Frères Ennemis (2018) de David Oelhoffen

Après "Nos Retrouvailles" (2007) et "Loin des Hommes" (2015) le réalisateur David Oelhoffen s'attaque au polar avec le thème des "frères ennemis", thème cinématographique récurrent où des frères ou amis d'enfance prennent des chemins différents, généralement l'un vers le banditisme l'autre vers la police... Dans le genre on peut citer "Les Anges aux Figures Sales" (1938), "La Nuit nous Appartient" (2007) de James Gray et "Les Liens du Sang" (2008) de Jacques Maillot ; notons que James Gary a d'ailleurs co-écrit le remake de ce dernier (2013) de Guillaume Canet... Oelhoffen co-signe son scénario pour une histoire sommes toute assez banal, soit un gang de dealers qui se retrouve orphelin d'un de leur leader assassiné alors qu'il était un indic des stups par le biais d'un ami d'enfance devenu flic... Le cinéaste réuni un joli casting mené par le duo Reda Kateb et Matthias Schoenaerts, tous deux qui avaient pris un virage non négligeable chacun après avoir tourné avec Jacques Audiard, le premier dans "Un Prophète" (2009) le second dans "De Rouille et d'Os" (2012). Reda Kateb qui était également dans le dernier film de Oelhoffen retrouve son partenaire Nicolas Giraud.

Frères Ennemis (2018) de David Oelhoffen

Le troisième "ami" est joué par Adel Bencherif qui était lui aussi dans "Un Prophète". A leurs côtés il y a les atouts charmes avec Sabrina Ouazani et Gwendoline Gourvenec qu'on retrouve dans un registre bien différent après avoir été mademoiselle Chiffre "Le Petit Spirou" (2017) de Nicolas Bary. Si le thème n'a rien de bien original le cinéaste avoue avoir voulu se lancer après avoir rencontré des dealers via des amies avocates, ce qui a enrichi sa curiosité surtout après avoir déjà collaboré au scénario du film "L'Affaire SK1" (2014) de Frédéric Tellier.
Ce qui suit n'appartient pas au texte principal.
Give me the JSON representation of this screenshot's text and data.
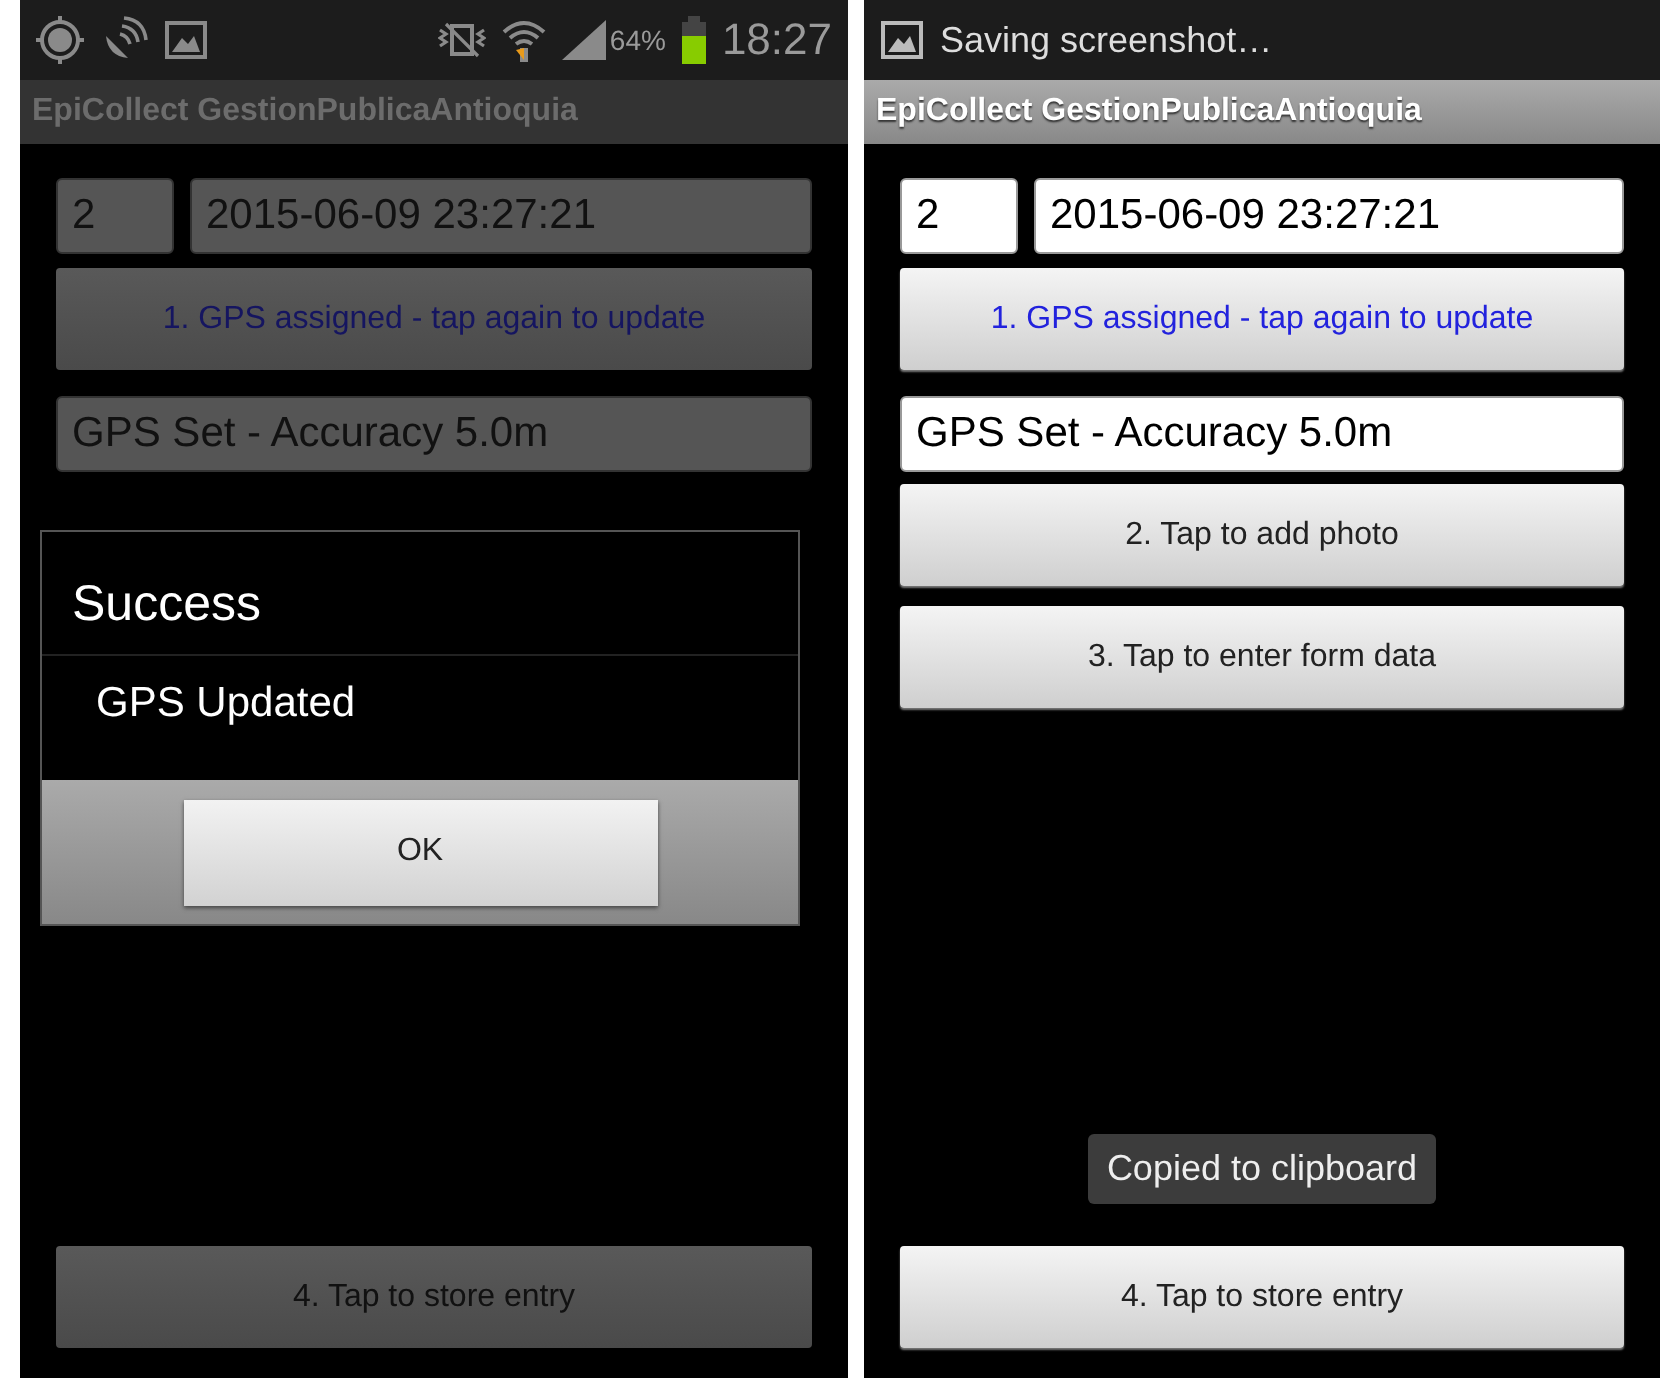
{
  "screens": [
    {
      "dimmed": true,
      "status_bar": {
        "kind": "system",
        "battery_text": "64%",
        "time": "18:27"
      },
      "title": "EpiCollect GestionPublicaAntioquia",
      "entry_number": "2",
      "timestamp": "2015-06-09 23:27:21",
      "gps_button": "1. GPS assigned - tap again to update",
      "gps_status": "GPS Set - Accuracy 5.0m",
      "store_button": "4. Tap to store entry",
      "dialog": {
        "title": "Success",
        "message": "GPS Updated",
        "button": "OK"
      }
    },
    {
      "dimmed": false,
      "status_bar": {
        "kind": "notification",
        "text": "Saving screenshot…"
      },
      "title": "EpiCollect GestionPublicaAntioquia",
      "entry_number": "2",
      "timestamp": "2015-06-09 23:27:21",
      "gps_button": "1. GPS assigned - tap again to update",
      "gps_status": "GPS Set - Accuracy 5.0m",
      "buttons": [
        "2. Tap to add photo",
        "3. Tap to enter form data"
      ],
      "store_button": "4. Tap to store entry",
      "toast": "Copied to clipboard"
    }
  ]
}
Oelhoffen précise : "Elle m'a permis d'approfondir ma connaissance de l'institution. de comprendre la réalité du métier. Et de nouer des contacts inattendus. J'avais donc une documentation assez unique des deux côtés de la barrière du trafic de drogue et j'ai commencé à bâtir une histoire sur ce thème."... Outre la rivalité flic-voyou exacerbé évidemment par les liens du passé il y a une volonté nette du réalisateur-scénariste à être le plus réaliste possible, du moins à être le plus crédible possible. Le scénario est prenant et particulièrement dense notamment grâce à une intrigue savamment construite où comment le système des Cité est pernicieux même pour ses propres membres. L'ami caïd ou l'ami flic s'en morde tous les deux les doigts de manière différente.

Frères Ennemis (2018) de David Oelhoffen

Il n'y a pourtant aucun parallèle entre les deux destins, depuis leur "séparation" chacun a vécu sa vie sans avoir à être tributaire de l'autre. L'intrigue première (sorte d'enquête interne à la Cité et à leur milieu stups) offre un réel suspens, l'intrigue seconde (l'enquête policière) manque elle un peu plus de vraisemblance (relation et fonctionnement interne à la police). Malgré quelques faiblesses et/ou maladresses (capitaine avec des galons de commandant, manque d'équipe autour de Driss,...) Oelhoffen offre un polar sombre qui a le mérite d'éviter l'écueil de l'esbroufe comme chez Olivier Marchal. Magnifique performance des deux acteurs principaux, un bémol pour Sabrina Ouazani qui semble peu crédible en mère de famille. Un film noir à la française avec ses coulisses et ses coups de poignards dans le dos, une violence froide qui se dessine également dans la psychologie des protagonistes. Un bon moment.